Caio: ferramenta para abrir caminhos

Fundada em 2021 pelo diretor Caio Abreia como NomadNation, a produtora completa 5 anos abreviando seu nome e passando a contar com a Nomad AI.

O novo braço se dedica à aplicação estratégica da inteligência artificial na produção audiovisual, integrando tecnologia de ponta a processos já consolidados de live action, pós-produção e narrativa cinematográfica.

A proposta da Nomad AI é expandir as fronteiras da criação sem substituir o olhar humano. A inteligência artificial passa a atuar como ferramenta complementar seja na concepção visual, no desenvolvimento de ambientes digitais, na otimização de processos ou na construção de narrativas híbridas que combinam o real e o virtual.

Com representação comercial no Rio de Janeiro, São Paulo, Los Angeles e Miami, a Nomad mantém como core business oferecer um mix de especialidades, viabilizando produções em qualquer lugar do mundo.

A atual Nomad é reconhecida por atuar na produção de filmes publicitários e conteúdo de marca, tendo em seu portfólio trabalhos para marcas como Uber, Samsung, Mormaii, Loterias Caixa, Estácio, Vivo, Sicredi, Senac, Fundação Bradesco, Pixbet e Hapvida, entre outras.

“Estamos sempre em busca do melhor resultado para o projeto, seja filmando no Brasil, nos Estados Unidos, na América Central ou na Ásia. Somos uma nação de alma Brasileira, mas sem um CEP definido”, diz Caio Abreia.

No modelo da Nomad AI, cada projeto é pensado como um diálogo entre linguagens: o humano e o digital, o set físico e o ambiente virtual, a direção cinematográfica e os algoritmos.
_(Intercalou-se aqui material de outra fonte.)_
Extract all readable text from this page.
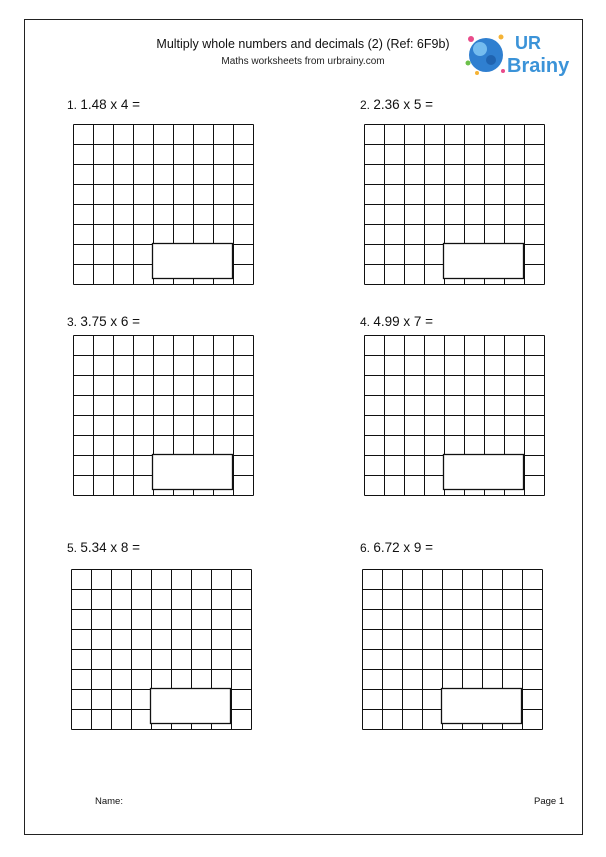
Multiply whole numbers and decimals (2) (Ref: 6F9b)
Maths worksheets from urbrainy.com
UR
Brainy
1. 1.48 x 4 =	2. 2.36 x 5 =
3. 3.75 x 6 =	4. 4.99 x 7 =
5. 5.34 x 8 =	6. 6.72 x 9 =
Name:	Page 1
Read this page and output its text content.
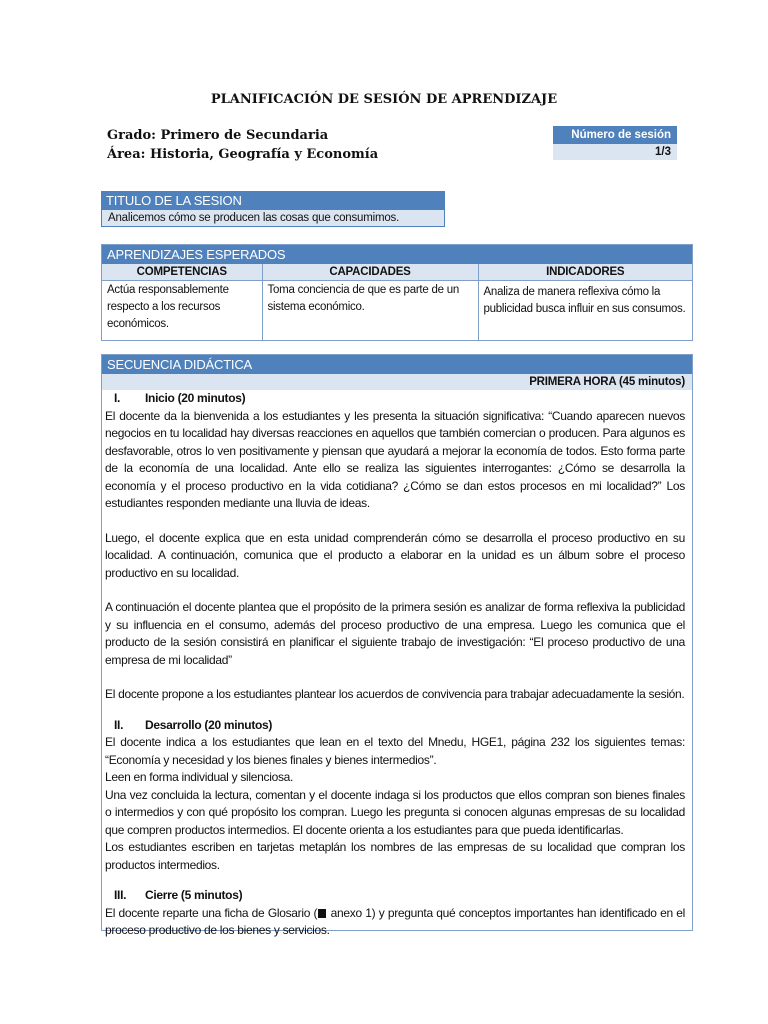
PLANIFICACIÓN DE SESIÓN DE APRENDIZAJE
Grado: Primero de Secundaria
Área: Historia, Geografía y Economía
Número de sesión
1/3
TITULO DE LA SESION
Analicemos cómo se producen las cosas que consumimos.
APRENDIZAJES ESPERADOS
COMPETENCIAS	CAPACIDADES	INDICADORES
Actúa responsablemente respecto a los recursos económicos.	Toma conciencia de que es parte de un sistema económico.	Analiza de manera reflexiva cómo la publicidad busca influir en sus consumos.
SECUENCIA DIDÁCTICA
PRIMERA HORA (45 minutos)
I.	Inicio (20 minutos)

El docente da la bienvenida a los estudiantes y les presenta la situación significativa: “Cuando aparecen nuevos negocios en tu localidad hay diversas reacciones en aquellos que también comercian o producen. Para algunos es desfavorable, otros lo ven positivamente y piensan que ayudará a mejorar la economía de todos. Esto forma parte de la economía de una localidad. Ante ello se realiza las siguientes interrogantes: ¿Cómo se desarrolla la economía y el proceso productivo en la vida cotidiana? ¿Cómo se dan estos procesos en mi localidad?” Los estudiantes responden mediante una lluvia de ideas.

Luego, el docente explica que en esta unidad comprenderán cómo se desarrolla el proceso productivo en su localidad. A continuación, comunica que el producto a elaborar en la unidad es un álbum sobre el proceso productivo en su localidad.

A continuación el docente plantea que el propósito de la primera sesión es analizar de forma reflexiva la publicidad y su influencia en el consumo, además del proceso productivo de una empresa. Luego les comunica que el producto de la sesión consistirá en planificar el siguiente trabajo de investigación: “El proceso productivo de una empresa de mi localidad”

El docente propone a los estudiantes plantear los acuerdos de convivencia para trabajar adecuadamente la sesión.

II.	Desarrollo (20 minutos)

El docente indica a los estudiantes que lean en el texto del Mnedu, HGE1, página 232 los siguientes temas: “Economía y necesidad y los bienes finales y bienes intermedios”.

Leen en forma individual y silenciosa.

Una vez concluida la lectura, comentan y el docente indaga si los productos que ellos compran son bienes finales o intermedios y con qué propósito los compran. Luego les pregunta si conocen algunas empresas de su localidad que compren productos intermedios. El docente orienta a los estudiantes para que pueda identificarlas.

Los estudiantes escriben en tarjetas metaplán los nombres de las empresas de su localidad que compran los productos intermedios.

III.	Cierre (5 minutos)

El docente reparte una ficha de Glosario ( anexo 1) y pregunta qué conceptos importantes han identificado en el proceso productivo de los bienes y servicios.
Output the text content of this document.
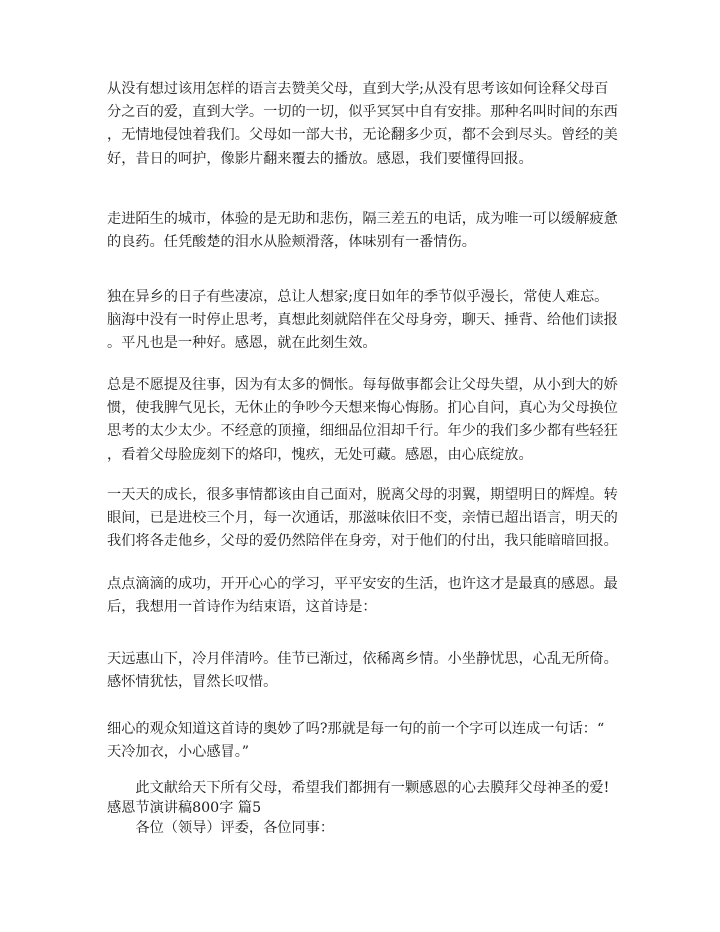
从没有想过该用怎样的语言去赞美父母，直到大学;从没有思考该如何诠释父母百
分之百的爱，直到大学。一切的一切，似乎冥冥中自有安排。那种名叫时间的东西
，无情地侵蚀着我们。父母如一部大书，无论翻多少页，都不会到尽头。曾经的美
好，昔日的呵护，像影片翻来覆去的播放。感恩，我们要懂得回报。
走进陌生的城市，体验的是无助和悲伤，隔三差五的电话，成为唯一可以缓解疲惫
的良药。任凭酸楚的泪水从脸颊滑落，体味别有一番情伤。
独在异乡的日子有些凄凉，总让人想家;度日如年的季节似乎漫长，常使人难忘。
脑海中没有一时停止思考，真想此刻就陪伴在父母身旁，聊天、捶背、给他们读报
。平凡也是一种好。感恩，就在此刻生效。
总是不愿提及往事，因为有太多的惆怅。每每做事都会让父母失望，从小到大的娇
惯，使我脾气见长，无休止的争吵今天想来悔心悔肠。扪心自问，真心为父母换位
思考的太少太少。不经意的顶撞，细细品位泪却千行。年少的我们多少都有些轻狂
，看着父母脸庞刻下的烙印，愧疚，无处可藏。感恩，由心底绽放。
一天天的成长，很多事情都该由自己面对，脱离父母的羽翼，期望明日的辉煌。转
眼间，已是进校三个月，每一次通话，那滋味依旧不变，亲情已超出语言，明天的
我们将各走他乡，父母的爱仍然陪伴在身旁，对于他们的付出，我只能暗暗回报。
点点滴滴的成功，开开心心的学习，平平安安的生活，也许这才是最真的感恩。最
后，我想用一首诗作为结束语，这首诗是：
天远惠山下，冷月伴清吟。佳节已渐过，依稀离乡情。小坐静忧思，心乱无所倚。
感怀情犹怯，冒然长叹惜。
细心的观众知道这首诗的奥妙了吗?那就是每一句的前一个字可以连成一句话：“
天冷加衣，小心感冒。”
　　此文献给天下所有父母，希望我们都拥有一颗感恩的心去膜拜父母神圣的爱!
感恩节演讲稿800字 篇5
　　各位（领导）评委，各位同事：
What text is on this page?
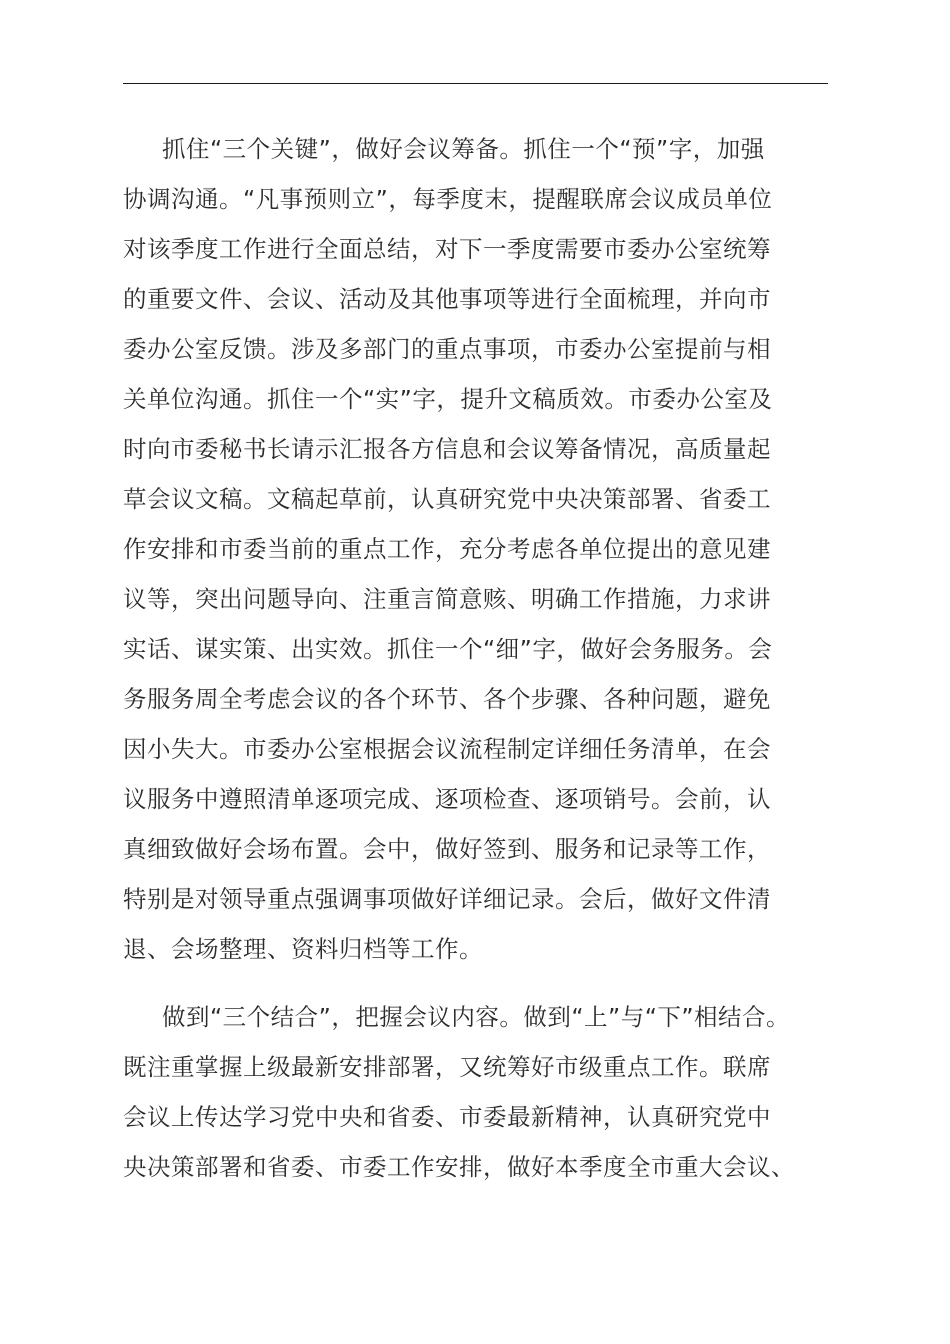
抓住“三个关键”，做好会议筹备。抓住一个“预”字，加强
协调沟通。“凡事预则立”，每季度末，提醒联席会议成员单位
对该季度工作进行全面总结，对下一季度需要市委办公室统筹
的重要文件、会议、活动及其他事项等进行全面梳理，并向市
委办公室反馈。涉及多部门的重点事项，市委办公室提前与相
关单位沟通。抓住一个“实”字，提升文稿质效。市委办公室及
时向市委秘书长请示汇报各方信息和会议筹备情况，高质量起
草会议文稿。文稿起草前，认真研究党中央决策部署、省委工
作安排和市委当前的重点工作，充分考虑各单位提出的意见建
议等，突出问题导向、注重言简意赅、明确工作措施，力求讲
实话、谋实策、出实效。抓住一个“细”字，做好会务服务。会
务服务周全考虑会议的各个环节、各个步骤、各种问题，避免
因小失大。市委办公室根据会议流程制定详细任务清单，在会
议服务中遵照清单逐项完成、逐项检查、逐项销号。会前，认
真细致做好会场布置。会中，做好签到、服务和记录等工作，
特别是对领导重点强调事项做好详细记录。会后，做好文件清
退、会场整理、资料归档等工作。
做到“三个结合”，把握会议内容。做到“上”与“下”相结合。
既注重掌握上级最新安排部署，又统筹好市级重点工作。联席
会议上传达学习党中央和省委、市委最新精神，认真研究党中
央决策部署和省委、市委工作安排，做好本季度全市重大会议、
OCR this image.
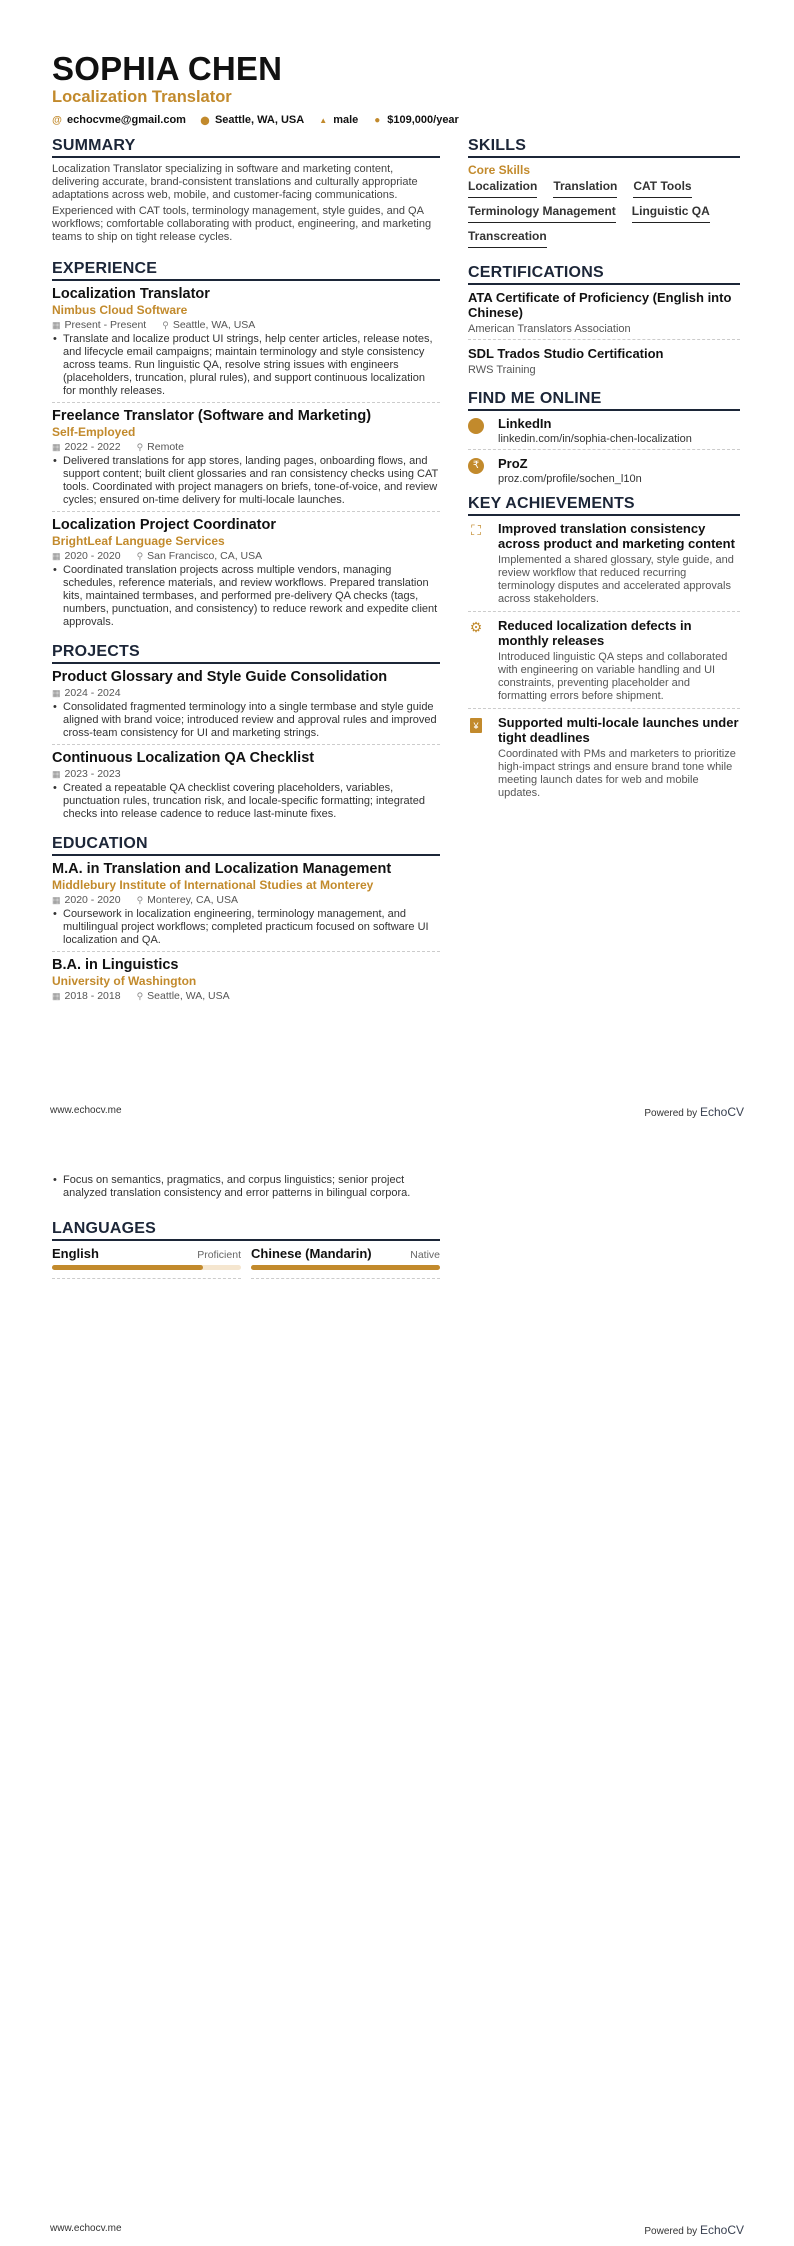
SOPHIA CHEN
Localization Translator
@ echocvme@gmail.com ⬤ Seattle, WA, USA ▲ male ● $109,000/year
SUMMARY

Localization Translator specializing in software and marketing content, delivering accurate, brand-consistent translations and culturally appropriate adaptations across web, mobile, and customer-facing communications.

Experienced with CAT tools, terminology management, style guides, and QA workflows; comfortable collaborating with product, engineering, and marketing teams to ship on tight release cycles.

EXPERIENCE
Localization Translator
Nimbus Cloud Software
▦ Present - Present ⚲ Seattle, WA, USA
• Translate and localize product UI strings, help center articles, release notes, and lifecycle email campaigns; maintain terminology and style consistency across teams. Run linguistic QA, resolve string issues with engineers (placeholders, truncation, plural rules), and support continuous localization for monthly releases.
Freelance Translator (Software and Marketing)
Self-Employed
▦ 2022 - 2022 ⚲ Remote
• Delivered translations for app stores, landing pages, onboarding flows, and support content; built client glossaries and ran consistency checks using CAT tools. Coordinated with project managers on briefs, tone-of-voice, and review cycles; ensured on-time delivery for multi-locale launches.
Localization Project Coordinator
BrightLeaf Language Services
▦ 2020 - 2020 ⚲ San Francisco, CA, USA
• Coordinated translation projects across multiple vendors, managing schedules, reference materials, and review workflows. Prepared translation kits, maintained termbases, and performed pre-delivery QA checks (tags, numbers, punctuation, and consistency) to reduce rework and expedite client approvals.
PROJECTS
Product Glossary and Style Guide Consolidation
▦ 2024 - 2024
• Consolidated fragmented terminology into a single termbase and style guide aligned with brand voice; introduced review and approval rules and improved cross-team consistency for UI and marketing strings.
Continuous Localization QA Checklist
▦ 2023 - 2023
• Created a repeatable QA checklist covering placeholders, variables, punctuation rules, truncation risk, and locale-specific formatting; integrated checks into release cadence to reduce last-minute fixes.
EDUCATION
M.A. in Translation and Localization Management
Middlebury Institute of International Studies at Monterey
▦ 2020 - 2020 ⚲ Monterey, CA, USA
• Coursework in localization engineering, terminology management, and multilingual project workflows; completed practicum focused on software UI localization and QA.
B.A. in Linguistics
University of Washington
▦ 2018 - 2018 ⚲ Seattle, WA, USA
SKILLS
Core Skills
Localization Translation CAT Tools
Terminology Management Linguistic QA
Transcreation
CERTIFICATIONS
ATA Certificate of Proficiency (English into Chinese)
American Translators Association
SDL Trados Studio Certification
RWS Training
FIND ME ONLINE
LinkedIn
linkedin.com/in/sophia-chen-localization
₹	ProZ
proz.com/profile/sochen_l10n
KEY ACHIEVEMENTS
⛶ Improved translation consistency across product and marketing content
Implemented a shared glossary, style guide, and review workflow that reduced recurring terminology disputes and accelerated approvals across stakeholders.
⚙ Reduced localization defects in monthly releases
Introduced linguistic QA steps and collaborated with engineering on variable handling and UI constraints, preventing placeholder and formatting errors before shipment.
¥	Supported multi-locale launches under tight deadlines
Coordinated with PMs and marketers to prioritize high-impact strings and ensure brand tone while meeting launch dates for web and mobile updates.
www.echocv.me	Powered by EchoCV
• Focus on semantics, pragmatics, and corpus linguistics; senior project analyzed translation consistency and error patterns in bilingual corpora.
LANGUAGES
English	Proficient Chinese (Mandarin)	Native
www.echocv.me	Powered by EchoCV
A inteligência artificial entra como meio para ampliar possibilidades visuais, propor soluções técnicas e viabilizar ideias que antes dependiam exclusivamente de grandes estruturas ou orçamentos elevados.

“A tecnologia, para nós, não é um fim. É mais uma grande ferramenta para que ajuda muito a resolver problemas orçamentários e abrir caminhos que antes não existiam”, completa Abreia.